Michel Goya n'y va pas avec le dos de la cuiller : "Au total, l'ensemble du système de formation de l'armée afghane apparaît comme une machine à faible rendement alors que la ressource humaine locale, imprégnée de culture guerrière, est de qualité. On ne permet pas aux Afghans de combattre à leur manière, en petites bandes très agressives (c'est-à-dire comme les rebelles que nous avons en face de nous) tout en ayant du mal à les faire manoeuvrer à l'occidentale."

Un conflit gagnable parce que les talibans sont largement détestés !
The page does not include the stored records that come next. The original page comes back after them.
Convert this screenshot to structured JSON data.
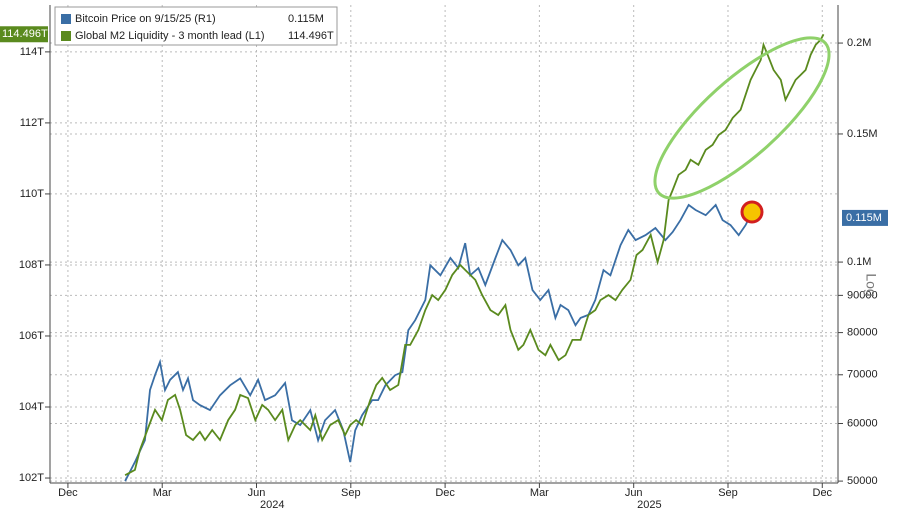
{
  "chart_data": {
    "type": "line",
    "xlim": [
      -0.57,
      24.5
    ],
    "xticks": [
      {
        "value": 0,
        "label": "Dec"
      },
      {
        "value": 3,
        "label": "Mar"
      },
      {
        "value": 6,
        "label": "Jun"
      },
      {
        "value": 9,
        "label": "Sep"
      },
      {
        "value": 12,
        "label": "Dec"
      },
      {
        "value": 15,
        "label": "Mar"
      },
      {
        "value": 18,
        "label": "Jun"
      },
      {
        "value": 21,
        "label": "Sep"
      },
      {
        "value": 24,
        "label": "Dec"
      }
    ],
    "year_labels": [
      {
        "value": 6.5,
        "label": "2024"
      },
      {
        "value": 18.5,
        "label": "2025"
      }
    ],
    "ylim": [
      101.86,
      115.32
    ],
    "yticks": [
      {
        "value": 102,
        "label": "102T"
      },
      {
        "value": 104,
        "label": "104T"
      },
      {
        "value": 106,
        "label": "106T"
      },
      {
        "value": 108,
        "label": "108T"
      },
      {
        "value": 110,
        "label": "110T"
      },
      {
        "value": 112,
        "label": "112T"
      },
      {
        "value": 114,
        "label": "114T"
      }
    ],
    "y2lim": [
      49700,
      225600
    ],
    "y2scale": "log",
    "y2_scale_label": "Log",
    "y2ticks": [
      50000,
      60000,
      70000,
      80000,
      90000,
      {
        "value": 100000,
        "label": "0.1M"
      },
      {
        "value": 150000,
        "label": "0.15M"
      },
      {
        "value": 200000,
        "label": "0.2M"
      }
    ],
    "grid": true,
    "legend": "upper left",
    "series": [
      {
        "name": "Bitcoin Price on 9/15/25 (R1)",
        "color": "#3a6ea5",
        "axis": "y2",
        "last_label": "0.115M",
        "x": [
          1.82,
          2.13,
          2.45,
          2.61,
          2.77,
          2.93,
          3.09,
          3.25,
          3.5,
          3.66,
          3.82,
          3.98,
          4.2,
          4.52,
          4.84,
          5.16,
          5.48,
          5.8,
          6.05,
          6.27,
          6.59,
          6.91,
          7.13,
          7.39,
          7.71,
          7.96,
          8.18,
          8.5,
          8.76,
          8.98,
          9.14,
          9.36,
          9.68,
          9.87,
          10.1,
          10.41,
          10.64,
          10.83,
          11.05,
          11.37,
          11.53,
          11.85,
          12.17,
          12.42,
          12.64,
          12.8,
          13.06,
          13.28,
          13.6,
          13.82,
          14.08,
          14.33,
          14.55,
          14.78,
          15.03,
          15.29,
          15.51,
          15.67,
          15.92,
          16.15,
          16.31,
          16.56,
          16.78,
          17.04,
          17.26,
          17.58,
          17.83,
          18.06,
          18.38,
          18.69,
          19.01,
          19.24,
          19.49,
          19.75,
          19.97,
          20.29,
          20.61,
          20.83,
          21.08,
          21.34,
          21.56,
          21.72,
          21.88
        ],
        "values": [
          50000,
          53100,
          56900,
          66700,
          69900,
          72900,
          66700,
          68900,
          70600,
          66700,
          69200,
          64600,
          63600,
          62600,
          65600,
          67700,
          69200,
          65600,
          68900,
          64600,
          65600,
          68200,
          60600,
          59700,
          62600,
          56900,
          60600,
          62600,
          58700,
          53100,
          58700,
          61600,
          64600,
          64600,
          67700,
          69900,
          70600,
          80600,
          83200,
          88700,
          99000,
          95900,
          101300,
          98100,
          106200,
          95900,
          98100,
          93000,
          101300,
          107200,
          103900,
          99000,
          101300,
          91500,
          88700,
          91500,
          83800,
          87300,
          85900,
          81900,
          83800,
          84600,
          88700,
          97500,
          95900,
          105500,
          110700,
          107200,
          108900,
          111400,
          107200,
          110000,
          114200,
          119800,
          117900,
          116000,
          119800,
          114200,
          112400,
          108900,
          112400,
          116000,
          115000
        ]
      },
      {
        "name": "Global M2 Liquidity - 3 month lead (L1)",
        "color": "#5a8a1e",
        "last_label": "114.496T",
        "x": [
          1.82,
          2.13,
          2.29,
          2.55,
          2.77,
          2.99,
          3.18,
          3.41,
          3.57,
          3.76,
          3.98,
          4.2,
          4.36,
          4.59,
          4.84,
          5.1,
          5.32,
          5.48,
          5.73,
          5.96,
          6.18,
          6.37,
          6.59,
          6.82,
          7.01,
          7.23,
          7.39,
          7.71,
          7.87,
          8.09,
          8.34,
          8.6,
          8.82,
          8.98,
          9.17,
          9.36,
          9.62,
          9.81,
          10.0,
          10.25,
          10.51,
          10.73,
          10.89,
          11.15,
          11.37,
          11.59,
          11.78,
          12.01,
          12.23,
          12.48,
          12.71,
          12.96,
          13.18,
          13.44,
          13.69,
          13.92,
          14.08,
          14.33,
          14.49,
          14.71,
          14.97,
          15.19,
          15.35,
          15.61,
          15.83,
          16.05,
          16.31,
          16.56,
          16.78,
          16.94,
          17.2,
          17.42,
          17.64,
          17.9,
          18.09,
          18.28,
          18.54,
          18.76,
          18.95,
          19.11,
          19.24,
          19.43,
          19.65,
          19.81,
          20.06,
          20.29,
          20.51,
          20.7,
          20.92,
          21.15,
          21.4,
          21.56,
          21.72,
          21.88,
          22.04,
          22.13,
          22.26,
          22.45,
          22.68,
          22.83,
          22.99,
          23.15,
          23.31,
          23.47,
          23.63,
          23.79,
          23.95,
          24.04
        ],
        "values": [
          102.08,
          102.23,
          102.79,
          103.41,
          103.92,
          103.63,
          104.2,
          104.34,
          103.92,
          103.21,
          103.07,
          103.3,
          103.07,
          103.35,
          103.07,
          103.63,
          103.92,
          104.34,
          104.25,
          103.63,
          104.06,
          103.92,
          103.63,
          103.92,
          103.07,
          103.49,
          103.63,
          103.35,
          103.77,
          103.07,
          103.49,
          103.63,
          103.21,
          103.49,
          103.63,
          103.49,
          104.2,
          104.62,
          104.82,
          104.48,
          104.62,
          105.75,
          105.75,
          106.17,
          106.73,
          107.15,
          107.01,
          107.3,
          107.72,
          108.0,
          107.8,
          107.58,
          107.15,
          106.73,
          106.59,
          106.87,
          106.17,
          105.61,
          105.75,
          106.17,
          105.61,
          105.46,
          105.75,
          105.32,
          105.46,
          105.89,
          105.89,
          106.59,
          106.73,
          107.01,
          107.15,
          107.01,
          107.3,
          107.58,
          108.28,
          108.42,
          108.85,
          108.08,
          108.7,
          109.83,
          110.11,
          110.54,
          110.68,
          110.96,
          110.82,
          111.24,
          111.38,
          111.66,
          111.8,
          112.14,
          112.37,
          112.79,
          113.21,
          113.49,
          113.77,
          114.2,
          113.92,
          113.49,
          113.21,
          112.65,
          112.93,
          113.21,
          113.35,
          113.49,
          113.92,
          114.2,
          114.34,
          114.496
        ]
      }
    ]
  }
}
L'écart entre l'armée afghane et ceux qui - Français ou Américains, ou autres - la soutiennent est inimaginable. On sait déjà que la solde quotidienne d'un soldat afghan ne lui permet pas d'acheter une bouteille d'eau minérale, mais le colonel présente d'autres références : une mission moyenne, sans tir, d'un chasseur-bombardier équivaut à la solde mensuelle d'un bataillon afghan ! Solution proposée : doubler la solde des soldats de l'ANA, ce qui coûterait de 200 millions à 300 millions de dollars par an, quand la seule présence américaine coûte un milliard de dollars par semaine ! Ce chiffre est à rapporter aux recettes propres (taxes fiscales, etc.) annuelles de l'État afghan : 400 millions de dollars ! Mais il souligne d'autres anomalies, "comme lorsqu'il a été décidé d'échanger les increvables AK-47 dont ils maîtrisent le fonctionnement dès l'enfance, par des M-16 trop encombrants pour eux."

Concernant la tactique de l'armée américaine, elle repose sur la force de frappe de ses armes. Avec des conséquences directes sur les combattants afghans, qu'ils appartiennent à l'ANA ou à l'insurrection : "Cette puissance de feu écrasante est comme un Midas qui transforme en héros ceux qui s'opposent à elle, en martyrs les talibans qui en sont victimes et en vengeurs les proches de ces martyrs. Inversement, ceux qui se protègent derrière elle et refusent le combat rapproché apparaissent comme des lâches."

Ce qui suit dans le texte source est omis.